Experience has shown that the two-stage process has a more suitable industrial applicability.

The insertion of the process object of this invention can occur in four ways:

in the final area of a galvanizing line;

in a separate and autonomous plant;

at the head of a galvanized steel finishing plant such as, for example, the cutting of rolls in sheets;

at the head of a pre-painting or plastic film application system.

In each of these cases, the steel surfaces, already galvanized and non-galvanized, must reach the electrolytic chromium trivalent treatment units suitably degreased and cleaned.

This is normally done in the galvanizing lines by degreasing (for example, with ethylene trichlor), and / or electrolytic pickling, and / or chemical pickling, and / or electrolytic pickling in neutral salts, and / or alkaline washing and final cleaning with water possibly hot.

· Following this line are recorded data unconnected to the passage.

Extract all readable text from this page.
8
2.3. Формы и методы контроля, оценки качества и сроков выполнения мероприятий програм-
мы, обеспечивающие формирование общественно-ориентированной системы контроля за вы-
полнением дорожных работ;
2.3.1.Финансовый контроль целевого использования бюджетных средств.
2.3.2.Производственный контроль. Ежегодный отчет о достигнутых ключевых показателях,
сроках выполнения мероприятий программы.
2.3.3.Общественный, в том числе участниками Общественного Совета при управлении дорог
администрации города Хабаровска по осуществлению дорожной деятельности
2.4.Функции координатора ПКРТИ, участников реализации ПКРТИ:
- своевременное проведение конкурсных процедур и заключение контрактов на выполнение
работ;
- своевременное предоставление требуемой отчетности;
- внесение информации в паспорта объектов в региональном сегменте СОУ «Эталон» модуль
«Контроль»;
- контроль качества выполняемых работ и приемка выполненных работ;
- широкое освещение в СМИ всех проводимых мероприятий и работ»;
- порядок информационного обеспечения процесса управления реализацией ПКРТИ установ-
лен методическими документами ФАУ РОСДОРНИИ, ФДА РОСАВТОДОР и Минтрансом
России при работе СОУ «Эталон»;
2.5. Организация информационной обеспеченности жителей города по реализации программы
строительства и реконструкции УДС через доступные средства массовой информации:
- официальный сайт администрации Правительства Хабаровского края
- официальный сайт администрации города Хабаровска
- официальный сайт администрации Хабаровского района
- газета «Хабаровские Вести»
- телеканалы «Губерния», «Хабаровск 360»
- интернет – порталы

This step of the process, since the techniques are known, is not treated in detail and the galvanized steel is considered to arrive clean at the electrolytic treatment plant reported in the present invention.

TWO-STAGE PROCESS

1. Electrolytic deposition of metallic chromium

The electrolytic deposition of chromium on a galvanized surface, in order to give it optimal qualities in resistance to corrosion, can be achieved through an optimal combination of at least the following parameters:

composition of the electrolytic bath temperature of the electrolytic bath type of anodes and their arrangement cathodic current density

For each of these fundamental parameters, the wide ranges of values for which the process can be carried out will be provided and the values that the consolidated experience has shown to be optimal will also be indicated.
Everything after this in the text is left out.